In the future, traders may not need to wear telephone headsets, as they move headlong onto the internet and online business-to-business operations. Enron created EnronOnline, which they describe as "the world's largest ecommerce web site for global commodity transactions." Enron's new worldwide ecommerce arm traded over $330 billion in commodities last year, mostly in electricity and natural gas. And in 2000, Dynegy created DynegyDirect, designed to "enable Dynegy to execute its long-term strategy to become a leader in the converging energy and communications economy." These online business-to-business operations allow a greater reach for trading in a variety of commodities, from risk management on the weather to emissions allowances, around the world, at any time of the day or night.

But does the trading in virtually any type of commodity, much of it unregulated, help consumers, or does it just increase the profit margins of the large market makers engaged in the trading? Skilling, Enron's CEO, has no doubt about the effectiveness of the marketplace. "We're working to create open, competitive, fair markets. And in open, competitive fair markets, prices are lower and customers get better service. We are the good guys -- we are on the side of angels."

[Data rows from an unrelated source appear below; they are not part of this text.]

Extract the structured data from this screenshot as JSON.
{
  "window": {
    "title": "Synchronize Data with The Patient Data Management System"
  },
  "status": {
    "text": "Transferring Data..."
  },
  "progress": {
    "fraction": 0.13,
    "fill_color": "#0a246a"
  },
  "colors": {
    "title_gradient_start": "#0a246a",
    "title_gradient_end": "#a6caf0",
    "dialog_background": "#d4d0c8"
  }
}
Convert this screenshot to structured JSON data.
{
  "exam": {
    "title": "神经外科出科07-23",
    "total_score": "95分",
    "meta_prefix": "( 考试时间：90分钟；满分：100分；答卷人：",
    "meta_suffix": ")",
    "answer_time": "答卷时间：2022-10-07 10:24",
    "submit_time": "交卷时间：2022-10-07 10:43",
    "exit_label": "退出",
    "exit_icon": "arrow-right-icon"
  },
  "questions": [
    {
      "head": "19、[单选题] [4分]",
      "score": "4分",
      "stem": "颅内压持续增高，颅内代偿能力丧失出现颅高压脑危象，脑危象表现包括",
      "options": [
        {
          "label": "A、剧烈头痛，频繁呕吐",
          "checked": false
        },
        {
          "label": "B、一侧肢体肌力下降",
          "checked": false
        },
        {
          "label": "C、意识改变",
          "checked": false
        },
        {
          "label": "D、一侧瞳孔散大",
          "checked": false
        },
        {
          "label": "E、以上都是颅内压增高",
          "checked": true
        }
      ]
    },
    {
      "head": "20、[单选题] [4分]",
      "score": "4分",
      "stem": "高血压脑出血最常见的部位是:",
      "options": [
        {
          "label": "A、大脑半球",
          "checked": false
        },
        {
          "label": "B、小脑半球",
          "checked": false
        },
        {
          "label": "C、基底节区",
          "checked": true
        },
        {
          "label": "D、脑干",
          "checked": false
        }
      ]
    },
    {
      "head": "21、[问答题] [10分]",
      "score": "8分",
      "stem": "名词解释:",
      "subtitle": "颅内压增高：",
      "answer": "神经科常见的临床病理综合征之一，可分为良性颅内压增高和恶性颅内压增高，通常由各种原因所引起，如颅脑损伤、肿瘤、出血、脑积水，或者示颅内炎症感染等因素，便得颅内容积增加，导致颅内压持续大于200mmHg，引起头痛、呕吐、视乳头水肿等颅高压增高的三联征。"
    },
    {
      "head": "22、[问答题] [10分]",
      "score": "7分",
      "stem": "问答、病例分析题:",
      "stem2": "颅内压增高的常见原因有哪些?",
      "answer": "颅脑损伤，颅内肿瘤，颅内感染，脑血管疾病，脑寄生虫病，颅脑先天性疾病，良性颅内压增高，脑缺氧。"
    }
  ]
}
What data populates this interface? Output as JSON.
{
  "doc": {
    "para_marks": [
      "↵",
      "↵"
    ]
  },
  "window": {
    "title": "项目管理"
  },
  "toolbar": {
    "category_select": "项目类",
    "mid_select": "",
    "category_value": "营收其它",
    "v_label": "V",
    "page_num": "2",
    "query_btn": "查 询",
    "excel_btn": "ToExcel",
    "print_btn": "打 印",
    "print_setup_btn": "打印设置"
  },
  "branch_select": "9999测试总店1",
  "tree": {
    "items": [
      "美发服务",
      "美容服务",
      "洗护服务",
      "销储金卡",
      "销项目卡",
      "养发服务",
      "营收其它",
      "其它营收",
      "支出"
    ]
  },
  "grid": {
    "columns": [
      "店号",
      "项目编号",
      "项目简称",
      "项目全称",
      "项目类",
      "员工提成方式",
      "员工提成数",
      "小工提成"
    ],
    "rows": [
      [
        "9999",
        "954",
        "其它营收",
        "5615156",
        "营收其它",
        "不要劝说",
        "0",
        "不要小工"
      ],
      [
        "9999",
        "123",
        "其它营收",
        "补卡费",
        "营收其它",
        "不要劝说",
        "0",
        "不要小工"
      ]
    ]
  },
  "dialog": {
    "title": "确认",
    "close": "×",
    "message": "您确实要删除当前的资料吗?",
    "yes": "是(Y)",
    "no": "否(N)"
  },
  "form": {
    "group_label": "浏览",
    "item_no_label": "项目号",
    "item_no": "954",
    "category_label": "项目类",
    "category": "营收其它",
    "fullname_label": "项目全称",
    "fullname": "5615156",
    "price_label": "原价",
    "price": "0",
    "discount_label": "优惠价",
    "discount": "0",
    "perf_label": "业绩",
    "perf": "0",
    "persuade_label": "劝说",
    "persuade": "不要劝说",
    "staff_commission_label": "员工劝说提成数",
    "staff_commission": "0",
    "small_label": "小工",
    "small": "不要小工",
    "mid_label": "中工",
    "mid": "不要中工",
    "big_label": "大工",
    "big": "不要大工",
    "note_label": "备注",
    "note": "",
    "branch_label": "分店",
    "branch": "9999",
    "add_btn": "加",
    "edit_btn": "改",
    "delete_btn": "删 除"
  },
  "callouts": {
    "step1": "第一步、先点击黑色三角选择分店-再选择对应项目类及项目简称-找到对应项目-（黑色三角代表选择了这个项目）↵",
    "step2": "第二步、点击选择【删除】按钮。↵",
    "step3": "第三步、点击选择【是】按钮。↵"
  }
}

Ratepayers in California may not see Enron and other energy companies as angelic, but as economist Frank Wolak points out, "You can't blame the Enrons. That's what they do. They try to make as much money from the money that they get invested."

With the ongoing electricity crisis in California, these new markets are attracting a lot of attention. Many consumers, who did not know or care that the price they pay for energy is in some way impacted by a trading floor in Houston, are starting to pay attention to activity that up until this point has been relatively free of scrutiny. As the veil is lifted on some of the unregulated trading activities, and more questions raised about their conduct in these obscure markets, the new new businesses may find more roadblocks on their way to large profit margins -- if the regulators can figure out how they're making the money.